ペテロがまだ語っている間に,雲ができて彼らを影で覆いました。これは,エホバが目に見えないさまで臨在しておられることの象徴でした。(出エジプト 16:10。列王上 8:10)次いで,エホバご自身の声が聞こえました。エホバの声が直接聞こえたのは今までに三度しかありません。エホバはイエスがメシアであることを確証して自らこう言われました。「これはわたしの子選ばれた者である。この者に聴き従いなさい」― ルカ 9:35。
『預言のことばはいっそう確かなものになった』
これにより,それら三人の使徒たちには,畏怖の念を引き起こすきわめて決定的な証拠が与えられました。キリストがメシアであるという彼らの証言は,今やなんと力強く説得力に満ちたものになったのでしょう! 確かに彼らは,キリストが王国の栄光のうちに将来臨在されるありさまをこうした描画的な幻の中に目撃するまで『死を味わいません』でした。それから30年以上も後に,使徒ペテロはこう書きました。
「わたしたちが,わたしたちの主イエス・キリストの力と臨在[パルーシア,王国の権力のうちに目に見えないさまで行なわれる臨在]についてあなたがたに知らせたのは,巧みに考え出された作り話によったのではなく,彼の荘厳さの目撃者となったことによるのです。というのは,『これはわたしの子,わたしの愛する者,わたし自らこの者を是認した』ということばが荘厳な栄光によって彼にもたらされた時,彼は父なる神から誉れと栄光をお受けになったからです。そうです,わたしたちは彼とともに聖なる山にいた時,このことばが天からもたらされるのを聞きました。したがって,わたしたちにとって預言のことばはいっそう確かなものになりました。そしてあなたがたが,夜があけて明けの明星が上るまで,暗い所に輝くともしびのように,心の中でそれに注意を向けているのはよいことです」― ペテロ第二 1:16-19。
変ぼうの幻があってから66年ほど後に,使徒ヨハネは次のように書きましたが,その時の彼の脳裏には明らかに変ぼうの光景がいきいきと残っていました。「ことばは肉体となってわたしたちの間に宿り,わたしたちはその栄光,父の独り子が持つような栄光を目にしたのである。彼は過分の親切と真理とに満ちていた」― ヨハネ 1:14。
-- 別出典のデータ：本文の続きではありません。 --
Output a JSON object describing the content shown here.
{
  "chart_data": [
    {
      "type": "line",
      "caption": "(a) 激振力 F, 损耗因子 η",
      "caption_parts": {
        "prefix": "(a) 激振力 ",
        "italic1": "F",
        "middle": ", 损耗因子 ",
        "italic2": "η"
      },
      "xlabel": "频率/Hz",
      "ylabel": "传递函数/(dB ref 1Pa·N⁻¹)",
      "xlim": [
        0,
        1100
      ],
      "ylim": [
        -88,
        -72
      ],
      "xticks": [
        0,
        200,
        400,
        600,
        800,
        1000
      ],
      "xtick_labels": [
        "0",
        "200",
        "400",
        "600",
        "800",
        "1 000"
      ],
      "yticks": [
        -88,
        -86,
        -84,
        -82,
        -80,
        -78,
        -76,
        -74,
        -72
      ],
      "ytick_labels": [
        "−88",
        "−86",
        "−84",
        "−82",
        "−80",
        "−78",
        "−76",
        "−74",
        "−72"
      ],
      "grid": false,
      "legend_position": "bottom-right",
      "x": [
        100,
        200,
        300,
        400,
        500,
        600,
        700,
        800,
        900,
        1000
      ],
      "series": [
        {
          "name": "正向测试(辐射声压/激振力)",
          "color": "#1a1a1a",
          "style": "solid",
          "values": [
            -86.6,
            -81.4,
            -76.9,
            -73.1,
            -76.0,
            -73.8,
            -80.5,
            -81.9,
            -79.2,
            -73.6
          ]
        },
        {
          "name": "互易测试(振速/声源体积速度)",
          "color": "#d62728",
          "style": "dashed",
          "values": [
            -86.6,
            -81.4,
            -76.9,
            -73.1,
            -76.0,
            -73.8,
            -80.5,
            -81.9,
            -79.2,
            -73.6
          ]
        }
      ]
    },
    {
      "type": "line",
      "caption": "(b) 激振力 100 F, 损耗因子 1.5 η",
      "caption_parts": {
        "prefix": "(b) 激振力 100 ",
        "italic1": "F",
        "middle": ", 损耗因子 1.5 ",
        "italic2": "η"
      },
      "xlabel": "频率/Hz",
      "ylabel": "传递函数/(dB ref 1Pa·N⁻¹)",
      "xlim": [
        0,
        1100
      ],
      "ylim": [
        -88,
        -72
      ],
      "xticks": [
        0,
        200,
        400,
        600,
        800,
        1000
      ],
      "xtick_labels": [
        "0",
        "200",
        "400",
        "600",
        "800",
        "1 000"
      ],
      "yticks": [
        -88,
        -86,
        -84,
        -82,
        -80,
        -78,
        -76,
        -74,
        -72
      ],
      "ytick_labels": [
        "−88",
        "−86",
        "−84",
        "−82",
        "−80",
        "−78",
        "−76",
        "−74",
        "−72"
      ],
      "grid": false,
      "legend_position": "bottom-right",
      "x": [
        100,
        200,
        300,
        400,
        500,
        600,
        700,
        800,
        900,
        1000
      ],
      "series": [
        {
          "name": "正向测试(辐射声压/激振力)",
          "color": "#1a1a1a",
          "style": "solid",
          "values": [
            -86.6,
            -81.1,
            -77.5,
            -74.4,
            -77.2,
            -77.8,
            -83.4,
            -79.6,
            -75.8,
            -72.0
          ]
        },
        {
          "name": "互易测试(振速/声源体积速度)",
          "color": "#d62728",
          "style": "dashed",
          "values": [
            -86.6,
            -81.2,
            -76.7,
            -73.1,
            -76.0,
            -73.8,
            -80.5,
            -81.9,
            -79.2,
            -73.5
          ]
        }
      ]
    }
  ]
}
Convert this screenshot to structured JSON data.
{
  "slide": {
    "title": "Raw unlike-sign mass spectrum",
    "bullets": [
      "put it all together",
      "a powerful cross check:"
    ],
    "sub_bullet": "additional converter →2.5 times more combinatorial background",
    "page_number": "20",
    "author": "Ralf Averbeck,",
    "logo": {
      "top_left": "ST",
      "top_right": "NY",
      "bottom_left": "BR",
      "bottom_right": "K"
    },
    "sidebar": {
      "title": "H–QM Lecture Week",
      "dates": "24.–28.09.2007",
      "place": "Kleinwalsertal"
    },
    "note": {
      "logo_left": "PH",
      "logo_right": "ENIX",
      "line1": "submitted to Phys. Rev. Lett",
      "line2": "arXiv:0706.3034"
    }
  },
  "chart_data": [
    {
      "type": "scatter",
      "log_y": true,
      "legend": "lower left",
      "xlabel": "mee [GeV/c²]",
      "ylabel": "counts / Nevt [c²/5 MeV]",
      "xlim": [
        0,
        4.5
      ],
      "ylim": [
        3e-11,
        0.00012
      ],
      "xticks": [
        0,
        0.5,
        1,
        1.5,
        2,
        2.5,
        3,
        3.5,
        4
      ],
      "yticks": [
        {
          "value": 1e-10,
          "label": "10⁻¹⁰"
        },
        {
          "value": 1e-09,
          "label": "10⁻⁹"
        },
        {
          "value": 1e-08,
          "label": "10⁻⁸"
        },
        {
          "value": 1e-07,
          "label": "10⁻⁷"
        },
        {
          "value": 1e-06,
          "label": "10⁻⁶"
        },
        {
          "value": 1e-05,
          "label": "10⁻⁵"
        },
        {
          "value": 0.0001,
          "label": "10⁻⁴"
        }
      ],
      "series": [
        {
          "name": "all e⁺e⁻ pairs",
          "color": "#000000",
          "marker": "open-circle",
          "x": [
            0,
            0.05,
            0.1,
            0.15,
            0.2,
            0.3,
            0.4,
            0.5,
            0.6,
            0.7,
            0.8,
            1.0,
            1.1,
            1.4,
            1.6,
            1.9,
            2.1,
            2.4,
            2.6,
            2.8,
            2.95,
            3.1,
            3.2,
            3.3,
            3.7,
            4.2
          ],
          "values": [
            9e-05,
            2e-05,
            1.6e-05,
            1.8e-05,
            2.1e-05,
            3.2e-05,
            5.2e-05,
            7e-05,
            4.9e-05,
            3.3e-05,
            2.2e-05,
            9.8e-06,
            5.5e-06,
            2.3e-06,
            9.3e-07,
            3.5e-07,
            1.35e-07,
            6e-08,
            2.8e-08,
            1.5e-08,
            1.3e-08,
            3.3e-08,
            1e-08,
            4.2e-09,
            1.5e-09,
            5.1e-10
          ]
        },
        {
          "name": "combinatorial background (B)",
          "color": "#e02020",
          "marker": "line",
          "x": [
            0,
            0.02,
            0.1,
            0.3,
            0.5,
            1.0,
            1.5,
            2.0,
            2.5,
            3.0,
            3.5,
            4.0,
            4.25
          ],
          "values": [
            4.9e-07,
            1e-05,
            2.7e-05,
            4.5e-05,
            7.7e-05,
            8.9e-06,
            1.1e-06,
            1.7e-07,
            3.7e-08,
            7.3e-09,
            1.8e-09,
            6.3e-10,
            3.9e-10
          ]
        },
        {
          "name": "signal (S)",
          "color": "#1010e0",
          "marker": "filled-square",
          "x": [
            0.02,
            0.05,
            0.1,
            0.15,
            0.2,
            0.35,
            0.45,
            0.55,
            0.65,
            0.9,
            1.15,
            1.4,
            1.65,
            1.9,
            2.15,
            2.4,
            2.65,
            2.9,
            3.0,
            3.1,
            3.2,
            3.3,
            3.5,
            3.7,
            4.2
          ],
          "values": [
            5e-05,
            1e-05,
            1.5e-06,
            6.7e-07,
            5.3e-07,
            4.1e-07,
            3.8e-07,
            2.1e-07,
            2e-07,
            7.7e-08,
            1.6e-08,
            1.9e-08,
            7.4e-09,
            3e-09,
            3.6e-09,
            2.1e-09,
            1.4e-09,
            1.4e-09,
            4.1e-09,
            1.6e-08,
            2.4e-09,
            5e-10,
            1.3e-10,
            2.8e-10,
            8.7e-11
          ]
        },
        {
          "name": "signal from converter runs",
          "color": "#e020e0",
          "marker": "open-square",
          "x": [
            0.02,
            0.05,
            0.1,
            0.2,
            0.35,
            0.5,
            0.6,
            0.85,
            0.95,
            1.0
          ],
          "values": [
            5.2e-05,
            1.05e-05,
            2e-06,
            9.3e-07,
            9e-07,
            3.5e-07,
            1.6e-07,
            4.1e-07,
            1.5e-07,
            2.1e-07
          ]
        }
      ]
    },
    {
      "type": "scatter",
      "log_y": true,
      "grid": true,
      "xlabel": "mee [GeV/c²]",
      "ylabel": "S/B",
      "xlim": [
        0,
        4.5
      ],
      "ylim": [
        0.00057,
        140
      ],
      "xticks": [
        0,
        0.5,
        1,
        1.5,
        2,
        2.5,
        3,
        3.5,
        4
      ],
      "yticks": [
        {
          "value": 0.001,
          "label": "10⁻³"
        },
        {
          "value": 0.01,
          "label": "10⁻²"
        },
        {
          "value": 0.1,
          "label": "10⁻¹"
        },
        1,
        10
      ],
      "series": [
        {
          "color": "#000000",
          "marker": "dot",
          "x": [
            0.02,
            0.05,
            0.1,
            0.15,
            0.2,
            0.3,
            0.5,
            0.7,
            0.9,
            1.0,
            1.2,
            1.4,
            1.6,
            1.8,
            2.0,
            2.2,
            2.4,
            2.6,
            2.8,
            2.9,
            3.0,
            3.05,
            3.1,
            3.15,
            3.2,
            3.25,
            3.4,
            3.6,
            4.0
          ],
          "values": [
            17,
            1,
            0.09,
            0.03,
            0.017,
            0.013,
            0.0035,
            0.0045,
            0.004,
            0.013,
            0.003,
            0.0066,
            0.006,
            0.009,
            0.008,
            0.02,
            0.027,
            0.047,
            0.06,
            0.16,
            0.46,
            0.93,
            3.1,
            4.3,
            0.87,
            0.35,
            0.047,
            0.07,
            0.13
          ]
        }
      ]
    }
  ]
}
今日,ペテロの語った「明けの明星」はすでに上っています。イエス・キリストは王国の栄光のうちに,異邦人の時の終わった1914年に王座に就かれたのです!『心の中で預言に注意を向けていた』人は,預言のことばが使徒たちに対する以上にきわめて力強く確証されたことを知っています。律法および預言書の中でご自身について書かれていた事がらを,キリストはまさしく成就されました。現在キリストは,ご自分を受け入れ,その導きに従う人々の目の前にある義の楽園の地に,ちょうどモーセが行なったと同じように,ご自身の民を導いておられます。預言のことばと,キリストの尊厳に関する真理に満ちた目撃証人のことばを真剣に取り上げ,考慮しますか。また,王国の力を持ってキリストが目に見えないさまで臨在することを認めますか。そうする人は,現在きわめて恵まれた立場にあり,その将来にはすぐれた見込みが伴っています。